Tantangan terbesar pendidikan agama hari ini bukanlah ketiadaan ilmu, melainkan kesenjangan antara sumber ilmu yang agung (warisan ulama) dengan metode penyampaian yang efektif untuk peserta didik di era kekinian.
Penyusunan buku paket agama yang relevan dan kontekstual bukan sekadar tugas administratif, melainkan sebuah amanah pedagogis yang menentukan masa depan pemahaman keislaman generasi muda.
1. Menjembatani Kesenjangan Bahasa dan Konteks
Ilmu yang ditinggalkan para ulama terdahulu adalah khazanah tak ternilai. Namun, buku-buku rujukan tersebut umumnya ditulis dengan bahasa, terminologi, dan contoh kasus yang berbeda dengan realitas siswa masa kini.
Tugas Transformasi: Peran vital seorang pendidik adalah transformasi—mengubah substansi ilmu ulama yang mendalam menjadi materi ajar yang praktis, menarik, dan aplikatif.
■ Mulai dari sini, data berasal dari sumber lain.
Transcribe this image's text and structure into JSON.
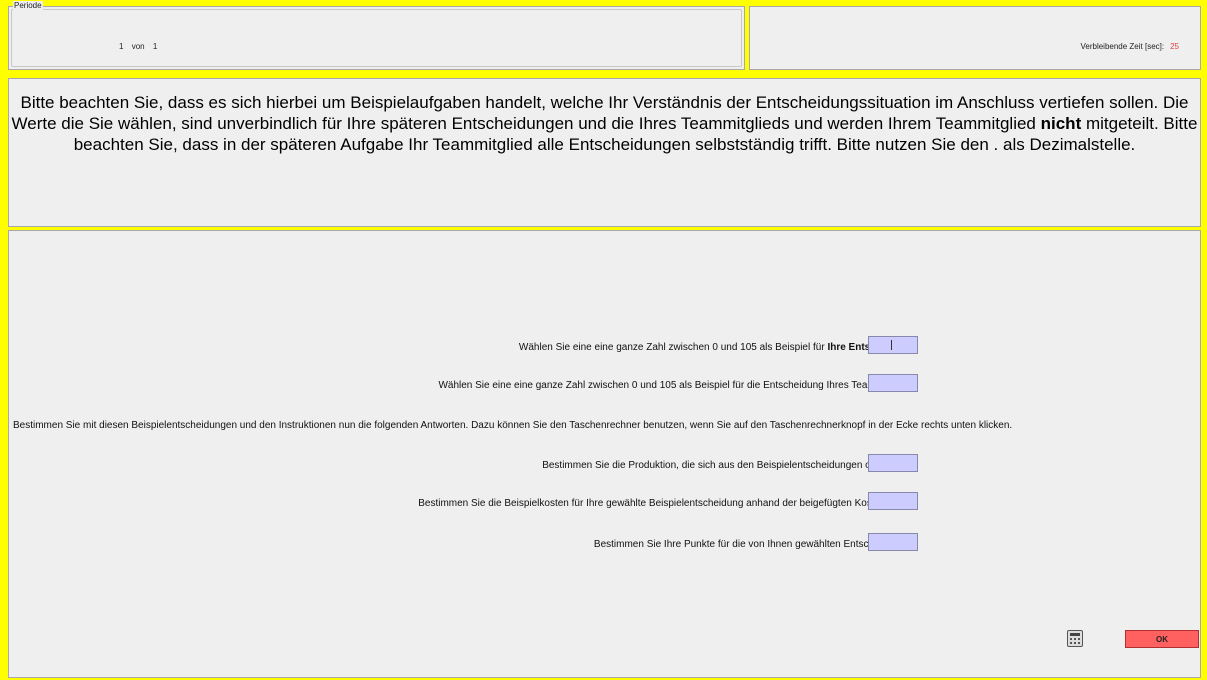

Ini bukan berarti "menciptakan ilmu baru," melainkan mengemas ulang warisan agung itu agar mudah dicerna.
Mengatasi Distraksi Digital: Dalam hiruk pikuk informasi digital, buku ajar harus mampu menarik perhatian dan menyajikan materi agama dengan struktur yang jelas, ilustrasi yang relevan, serta contoh-contoh yang berkaitan langsung dengan kehidupan remaja, mulai dari etika bersosial media hingga isu cyberbullying.
2. Membangun Jiwa Kritis dan Solutif Peserta Didik
Buku ajar yang efektif harus lebih dari sekadar kumpulan dalil. Ia harus menstimulasi pemikiran kritis siswa agar mereka mampu menerapkan nilai-nilai Islam dalam kehidupan nyata.
Penyajian yang Solutif: Materi ajar modern perlu dirancang dengan fokus pada problem solving. Misalnya, bagaimana konsep muamalah ulama klasik diterapkan dalam transaksi digital? Bagaimana konsep ukhuwah (persaudaraan) diimplementasikan dalam komentar di media sosial?
Menjawab 'Mengapa': Buku ajar harus berani membawa siswa memahami filosofi dan hikmah di balik hukum, bukan hanya menghafal apa hukumnya. Hal ini akan memproteksi mereka dari pemahaman agama yang kaku atau tekstual tanpa ruh.
3. Amanah Inovasi dan Kreativitas Pendidik
Ketika seorang pendidik merasa gentar menyusun buku ajar dengan alasan tawadhuk ("siapa kami dibandingkan ulama?"), niat mulia ini perlu diarahkan ulang. Tawadhuk sejati dalam profesi pendidikan adalah memberikan yang terbaik bagi peserta didik.
Bukan Menandingi, Tapi Melanjutkan: Menulis buku ajar adalah bentuk penghormatan tertinggi kepada ulama, yakni memastikan bahwa ilmu mereka tetap hidup dan relevan di setiap generasi. Ini bukan upaya menandingi ulama dalam fatwa, melainkan berijtihad dalam metodologi pengajaran.
Wadah Pengejawantahan Ilmu: Buku ajar adalah laboratorium tempat seorang guru mengaplikasikan seluruh ilmu yang ia pelajari, baik ilmu syariah maupun ilmu pedagogi. Jika guru menolak menulis, ia menahan potensi terbesar dirinya untuk berkreasi demi kemaslahatan murid.
Kesimpulannya, menyusun buku ajar di era kekinian adalah kebutuhan mendesak peserta didik, bukan sekadar pilihan guru. Ini adalah panggilan profesional bagi para pendidik untuk berani mengambil peran sebagai juru bahasa yang menerjemahkan warisan ulama yang agung ke dalam bahasa, format, dan konteks yang dipahami oleh generasi digital, demi menghasilkan Muslim yang 'alim (berilmu), adaptif, dan bermanfaat bagi zamannya.